Qual è il sentimento che prova una persona quando scrive un tweet? Dare una risposta a questa domanda può sembrare cosa di poca importanza, ma se invece di un singolo tweet si parlasse di decine di migliaia di tweet in tempo reale? L’analisi dei sentimenti delle persone sta avendo un ruolo sempre più importante nei processi decisionali e, nel corso degli ultimi anni, invece di interviste e questionari, si cerca di sfruttare la grande mole di dati presente all’interno dei social media. Attraverso questo tipo di analisi, si possono identificare possibili problemi e pianificare strategie. Ad esempio, si può migliorare lo stile di vita dei cittadini fornendo loro migliori servizi, si possono affrontare le sfide di sviluppo e sostenibilità in modo efficiente e si può monitorare l'impatto che prodotti, servizi ed eventi hanno sulle persone.

Studiare i dati presenti nello scenario social significa analizzare decine o centinaia di migliaia di messaggi al giorno e quindi non è ragionevole pensare di fare un’analisi manuale dei messaggi, sarebbe troppo costoso per qualsiasi ente o azienda; sfortunatamente, anche un’analisi automatica può essere molto complicata (le tecniche disponibili sono quasi sempre sviluppate per la sola lingua inglese, il linguaggio dei messaggi social è fatto di abbreviazioni di emoticons e di link, e i messaggi solitamente non seguono le regole grammaticali visto il limitato numero di caratteri).

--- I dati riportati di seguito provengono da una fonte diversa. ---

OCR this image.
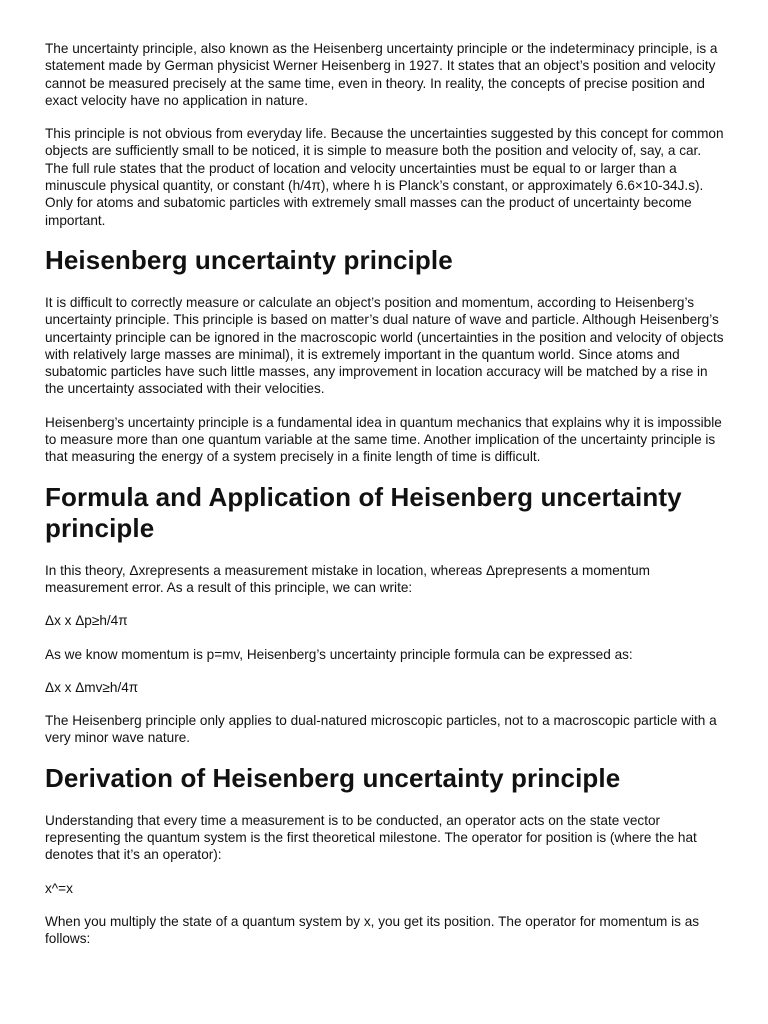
The uncertainty principle, also known as the Heisenberg uncertainty principle or the indeterminacy principle, is a statement made by German physicist Werner Heisenberg in 1927. It states that an object’s position and velocity cannot be measured precisely at the same time, even in theory. In reality, the concepts of precise position and exact velocity have no application in nature.

This principle is not obvious from everyday life. Because the uncertainties suggested by this concept for common objects are sufficiently small to be noticed, it is simple to measure both the position and velocity of, say, a car. The full rule states that the product of location and velocity uncertainties must be equal to or larger than a minuscule physical quantity, or constant (h/4π), where h is Planck’s constant, or approximately 6.6×10-34J.s). Only for atoms and subatomic particles with extremely small masses can the product of uncertainty become important.

Heisenberg uncertainty principle

It is difficult to correctly measure or calculate an object’s position and momentum, according to Heisenberg’s uncertainty principle. This principle is based on matter’s dual nature of wave and particle. Although Heisenberg’s uncertainty principle can be ignored in the macroscopic world (uncertainties in the position and velocity of objects with relatively large masses are minimal), it is extremely important in the quantum world. Since atoms and subatomic particles have such little masses, any improvement in location accuracy will be matched by a rise in the uncertainty associated with their velocities.

Heisenberg’s uncertainty principle is a fundamental idea in quantum mechanics that explains why it is impossible to measure more than one quantum variable at the same time. Another implication of the uncertainty principle is that measuring the energy of a system precisely in a finite length of time is difficult.

Formula and Application of Heisenberg uncertainty principle

In this theory, Δxrepresents a measurement mistake in location, whereas Δprepresents a momentum measurement error. As a result of this principle, we can write:

Δx x Δp≥h/4π

As we know momentum is p=mv, Heisenberg’s uncertainty principle formula can be expressed as:

Δx x Δmv≥h/4π

The Heisenberg principle only applies to dual-natured microscopic particles, not to a macroscopic particle with a very minor wave nature.

Derivation of Heisenberg uncertainty principle

Understanding that every time a measurement is to be conducted, an operator acts on the state vector representing the quantum system is the first theoretical milestone. The operator for position is (where the hat denotes that it’s an operator):

x^=x

When you multiply the state of a quantum system by x, you get its position. The operator for momentum is as follows:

Basato sul successo dei social games, il lavoro di ricerca TSentiment ricade nell’area dei giochi con uno scopo (Game With A Purpose, GWAP), un’area dove i giochi sono utilizzati per sfruttare la mente umana per svolgere compiti che sono facili per gli essere umani, ma molto difficili per i computer. 

 “La conoscenza dei sentimenti delle persone può essere utile in diversi settori – spiegano Marco Furini e Manuela Montangero di Unimore - ad esempio, gli amministratori potrebbero individuare quartieri o zone della città dove le persone sono poco felici, arrabbiate o timorose e potrebbero pianificare iniziative tese a risolvere queste problematiche. Ad esempio, il sentimento negativo potrebbe essere il frutto di una cattiva gestione delle risorse o di un malfunzionamento dei servizi. Capire queste situazioni in tempo reale, può permettere agli amministratori di risolvere le problematiche e quindi può consentire loro di migliorare la qualità della vita dei cittadini e, di conseguenza, la qualità della vita dell’intera città. Anche a livello aziendale si possono avere notevoli benefici; ad esempio, la conoscenza dei sentimenti potrebbe individuare problemi relativi a prodotti/servizi erogati e, di conseguenza, i manager aziendali avrebbero uno strumento in più per prendere decisioni circa lo sviluppo e/o il consolidamento della loro impresa”.